Teixobactin is the first antibiotic to be discovered in nearly 30 years and has already been labelled as a ‘game-changer’ in the fight against the growing resistance of bacteria to drugs. Teixobactin works by inhibiting cell wall synthesis by binding to a highly conserved motif of lipid II (precursor of peptidoglycan) and lipid III (precursor of cell wall teichoic acid). Its properties suggest that there is a strong chance of developing antibiotics that are likely to avoid development of resistance. Teixobactin has been found to treat many common bacterial infections such as tuberculosis and septicaemia, while – promisingly – no mutants of Staphylococcus aureus or Mycobacterium tuberculosis were found to be resistant to it. Teixobactin could be available within five years – the time to get through clinical trials.

“Apart from the immediate implementation, there is also I think a paradigm shift in our minds because we have been operating on the basis that resistance development is inevitable and that we have to focus on introducing drugs faster than resistance” – Professor Kim Lewis, Director of the Antimicrobial Discovery Centre said. “Teixobactin shows how we can adopt an alternative strategy and develop compounds to which bacteria are not resistant” – Professor Lewis added.

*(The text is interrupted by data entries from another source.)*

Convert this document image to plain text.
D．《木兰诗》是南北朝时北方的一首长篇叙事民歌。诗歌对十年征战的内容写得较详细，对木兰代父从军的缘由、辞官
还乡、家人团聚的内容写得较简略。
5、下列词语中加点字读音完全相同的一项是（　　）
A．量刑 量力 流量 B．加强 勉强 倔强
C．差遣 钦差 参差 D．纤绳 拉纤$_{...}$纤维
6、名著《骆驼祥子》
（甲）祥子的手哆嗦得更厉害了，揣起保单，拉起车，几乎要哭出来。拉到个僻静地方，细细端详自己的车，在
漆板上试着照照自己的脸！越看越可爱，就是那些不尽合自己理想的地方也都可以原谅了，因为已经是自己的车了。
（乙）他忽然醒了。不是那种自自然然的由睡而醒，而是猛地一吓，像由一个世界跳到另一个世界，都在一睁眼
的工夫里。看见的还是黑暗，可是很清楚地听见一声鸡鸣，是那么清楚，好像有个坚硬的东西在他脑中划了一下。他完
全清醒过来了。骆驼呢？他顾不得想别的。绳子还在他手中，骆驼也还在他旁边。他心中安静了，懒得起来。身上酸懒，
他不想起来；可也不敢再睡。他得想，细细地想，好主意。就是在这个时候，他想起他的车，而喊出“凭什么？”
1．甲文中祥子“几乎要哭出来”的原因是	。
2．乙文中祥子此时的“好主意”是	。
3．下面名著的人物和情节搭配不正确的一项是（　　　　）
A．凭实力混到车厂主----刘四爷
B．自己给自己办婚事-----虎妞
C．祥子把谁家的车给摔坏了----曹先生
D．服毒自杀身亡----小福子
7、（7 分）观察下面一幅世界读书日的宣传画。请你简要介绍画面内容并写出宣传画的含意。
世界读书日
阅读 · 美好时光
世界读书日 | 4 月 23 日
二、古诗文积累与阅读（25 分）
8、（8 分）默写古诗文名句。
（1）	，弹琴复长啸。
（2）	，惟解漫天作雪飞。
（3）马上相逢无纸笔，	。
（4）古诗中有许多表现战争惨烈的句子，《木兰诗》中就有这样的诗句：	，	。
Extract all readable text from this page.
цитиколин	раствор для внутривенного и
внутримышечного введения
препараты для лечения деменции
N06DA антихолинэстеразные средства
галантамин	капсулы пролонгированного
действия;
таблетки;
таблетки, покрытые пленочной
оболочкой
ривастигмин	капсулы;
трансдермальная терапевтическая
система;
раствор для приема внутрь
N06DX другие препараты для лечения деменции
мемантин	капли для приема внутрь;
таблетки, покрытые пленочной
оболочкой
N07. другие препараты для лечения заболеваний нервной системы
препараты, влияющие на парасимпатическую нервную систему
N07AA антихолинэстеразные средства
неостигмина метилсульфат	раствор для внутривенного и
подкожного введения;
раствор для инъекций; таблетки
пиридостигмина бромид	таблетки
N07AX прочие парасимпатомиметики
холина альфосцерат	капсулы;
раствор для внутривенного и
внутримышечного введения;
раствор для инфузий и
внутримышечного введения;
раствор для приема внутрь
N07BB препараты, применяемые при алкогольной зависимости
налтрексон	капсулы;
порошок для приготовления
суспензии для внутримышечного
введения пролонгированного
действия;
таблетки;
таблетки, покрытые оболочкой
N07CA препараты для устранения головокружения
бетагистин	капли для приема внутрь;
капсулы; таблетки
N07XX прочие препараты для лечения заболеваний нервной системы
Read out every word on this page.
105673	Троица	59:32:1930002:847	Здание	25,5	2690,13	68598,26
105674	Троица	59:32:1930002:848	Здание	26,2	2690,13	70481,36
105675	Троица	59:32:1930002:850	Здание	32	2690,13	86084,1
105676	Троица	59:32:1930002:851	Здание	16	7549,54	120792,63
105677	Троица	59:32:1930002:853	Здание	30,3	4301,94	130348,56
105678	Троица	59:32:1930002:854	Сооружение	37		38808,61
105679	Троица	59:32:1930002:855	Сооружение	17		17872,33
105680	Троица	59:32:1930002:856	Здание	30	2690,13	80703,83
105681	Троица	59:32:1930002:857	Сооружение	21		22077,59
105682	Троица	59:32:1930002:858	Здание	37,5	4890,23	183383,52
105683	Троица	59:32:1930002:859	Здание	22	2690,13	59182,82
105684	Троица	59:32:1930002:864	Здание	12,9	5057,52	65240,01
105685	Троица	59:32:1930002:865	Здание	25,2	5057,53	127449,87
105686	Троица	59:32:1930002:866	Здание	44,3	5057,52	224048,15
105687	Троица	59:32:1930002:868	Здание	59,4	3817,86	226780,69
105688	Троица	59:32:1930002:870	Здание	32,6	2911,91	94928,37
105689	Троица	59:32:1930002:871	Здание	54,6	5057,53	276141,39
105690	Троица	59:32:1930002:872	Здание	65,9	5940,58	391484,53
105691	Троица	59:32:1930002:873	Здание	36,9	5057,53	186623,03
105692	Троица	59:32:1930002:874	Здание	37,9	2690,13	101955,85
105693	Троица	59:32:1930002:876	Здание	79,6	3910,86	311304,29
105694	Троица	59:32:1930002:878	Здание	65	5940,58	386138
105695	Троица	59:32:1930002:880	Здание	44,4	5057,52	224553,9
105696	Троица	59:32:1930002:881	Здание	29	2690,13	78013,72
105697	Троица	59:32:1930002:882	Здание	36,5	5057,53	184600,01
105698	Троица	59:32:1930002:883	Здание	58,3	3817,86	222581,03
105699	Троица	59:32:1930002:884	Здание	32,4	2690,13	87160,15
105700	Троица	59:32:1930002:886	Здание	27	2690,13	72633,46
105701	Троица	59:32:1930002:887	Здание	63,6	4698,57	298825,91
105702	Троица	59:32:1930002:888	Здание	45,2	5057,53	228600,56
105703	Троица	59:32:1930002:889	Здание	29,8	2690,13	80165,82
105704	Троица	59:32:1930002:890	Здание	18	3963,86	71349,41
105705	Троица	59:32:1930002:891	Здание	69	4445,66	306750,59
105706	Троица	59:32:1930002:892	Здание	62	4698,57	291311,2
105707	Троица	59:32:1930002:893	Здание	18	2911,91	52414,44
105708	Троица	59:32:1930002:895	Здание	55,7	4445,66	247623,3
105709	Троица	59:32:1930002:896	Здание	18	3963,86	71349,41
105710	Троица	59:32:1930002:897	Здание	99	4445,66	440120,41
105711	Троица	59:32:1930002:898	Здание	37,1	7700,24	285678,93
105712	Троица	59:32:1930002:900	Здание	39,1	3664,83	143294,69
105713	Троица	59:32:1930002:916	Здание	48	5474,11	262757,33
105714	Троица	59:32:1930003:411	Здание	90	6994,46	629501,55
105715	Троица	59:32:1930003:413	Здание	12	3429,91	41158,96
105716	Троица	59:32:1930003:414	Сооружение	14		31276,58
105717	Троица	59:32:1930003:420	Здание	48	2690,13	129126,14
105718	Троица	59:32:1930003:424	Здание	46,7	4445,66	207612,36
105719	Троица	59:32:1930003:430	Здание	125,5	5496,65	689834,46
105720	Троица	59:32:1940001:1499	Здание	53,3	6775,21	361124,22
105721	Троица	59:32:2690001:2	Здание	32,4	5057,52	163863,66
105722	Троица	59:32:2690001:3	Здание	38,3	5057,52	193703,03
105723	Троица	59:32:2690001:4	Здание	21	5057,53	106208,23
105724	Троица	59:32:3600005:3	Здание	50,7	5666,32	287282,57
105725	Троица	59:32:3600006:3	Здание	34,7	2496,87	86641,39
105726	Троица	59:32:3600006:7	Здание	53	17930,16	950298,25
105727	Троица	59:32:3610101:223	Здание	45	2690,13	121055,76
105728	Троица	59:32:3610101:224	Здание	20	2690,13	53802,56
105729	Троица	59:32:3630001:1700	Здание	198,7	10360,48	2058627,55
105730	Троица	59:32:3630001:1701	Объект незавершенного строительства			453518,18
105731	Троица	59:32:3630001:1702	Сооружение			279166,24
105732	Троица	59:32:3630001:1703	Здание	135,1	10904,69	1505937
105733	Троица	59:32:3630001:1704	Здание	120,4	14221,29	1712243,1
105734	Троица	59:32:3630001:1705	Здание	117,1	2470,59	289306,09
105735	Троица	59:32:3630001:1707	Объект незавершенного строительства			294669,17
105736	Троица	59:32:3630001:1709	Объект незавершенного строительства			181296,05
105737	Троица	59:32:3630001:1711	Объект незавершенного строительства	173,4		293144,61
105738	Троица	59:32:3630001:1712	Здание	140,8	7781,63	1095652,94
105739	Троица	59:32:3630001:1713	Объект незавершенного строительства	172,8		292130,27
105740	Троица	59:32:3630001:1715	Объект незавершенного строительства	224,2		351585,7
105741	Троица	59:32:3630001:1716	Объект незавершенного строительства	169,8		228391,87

The scientists believe that bacteria will not become resistant to Teixobactin for at least 30 years because of its multiple methods of attack. Prof Laura Piddock, Professor of Microbiology at the University of Birmingham, said: “The screening tool developed by these researchers could be a ‘game changer’ for discovering new antibiotics as it allows compounds to be isolated from soil producing micro-organisms that do not grow under normal laboratory conditions”. Mark Woolhouse, Professor of Infectious Disease Epidemiology, from the University of Edinburgh added: “Any report of a new antibiotic is auspicious, but what most excites me about the paper is the tantalising prospect that this discovery is just the tip of the iceberg. “Most antibiotics are natural products derived from microbes in the soil. The ones we have discovered so far come from a tiny subset of the rich diversity of microbes that live there”.

“The great hope is now that many more new antibiotics can be uncovered in a similar manner”. Dr Angelika Gründling, Reader in Molecular Microbiology at Imperial College London, concluded.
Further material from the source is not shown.